Assignment 10C (Due Monday 12/4, 35 points + 10 extra)

10.7 Reasembling Rectangles #1 (10 points)

  1. In the figure below, a rectangle is cut up into 3 triangles. Cut out the shape (or a copy of it) and assemble from the pieces a rectangle with one side = AE.
  2. Construct a rectangle of different dimensions and construct (and explain how to construct) a point E so that angle AED is a right angle and the rectangle can be divided as in (a). Also, if this construction is sometimes impossible, explain when it does not work.
  3. 10.8 Reasembling Rectangles #2 (10 points)

  4. In the figure below, a rectangle is cut up into2 triangles and a quadrilateral. Cut out the shape (or a copy of it) and assemble from the pieces a rectangle with one side = AE. You may have to cut one or more triangles. What shape does this new rectangle appear to be? Can you believe your eyes (remember the area puzzle from Wednesday).
  5. In the figure above, if AB =a and BC = b, what length must AF be in order for the reassembled rectangle with side AF to be a square. If you are given a and b, how to you construct this length? Show this construction in an example of your own.

 

10.9 Rectangle Angle Bisectors (10 points)

  1. Prove that the interior angle bisectors of a rectangle ABCD intersect in four points EFGH that are the vertices of a square.
  2. Tell what are the symmetries of EFGH. Can you use the symmetries to prove part (a)?
  3. What figure do the exterior angle bisectors form?

 

10.10 Areas in a parallelogram (5 points)

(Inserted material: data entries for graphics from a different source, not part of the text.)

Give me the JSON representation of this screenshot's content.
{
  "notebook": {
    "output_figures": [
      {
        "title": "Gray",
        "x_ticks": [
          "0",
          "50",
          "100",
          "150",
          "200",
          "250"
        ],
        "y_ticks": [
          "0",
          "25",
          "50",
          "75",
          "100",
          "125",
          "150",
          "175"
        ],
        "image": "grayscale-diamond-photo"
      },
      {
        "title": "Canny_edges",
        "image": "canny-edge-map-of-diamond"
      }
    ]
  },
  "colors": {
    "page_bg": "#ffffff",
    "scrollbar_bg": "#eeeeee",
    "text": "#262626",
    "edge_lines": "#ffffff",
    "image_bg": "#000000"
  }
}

Given a parallelogram ABCD. If E is a point on the diagonal BD, the lines through E parallel to the sides cut the parallelogram into 4 small parallelograms. Prove that two of these 4 parallelograms, the ones with vertices at A and E, have the same area.

 

 

Extra Credit (10 points)

We discovered in class, that a puzzle formed in this manner, from a big square and a smaller central square, does not always fit together into two squares.

Construct a square-within square puzzle that can be rearranged to be two squares, following the positioning of the central square from the figure below. This is actually the figure for a Chinese proof of the Pythagorean theorem, done independently from Western geometry.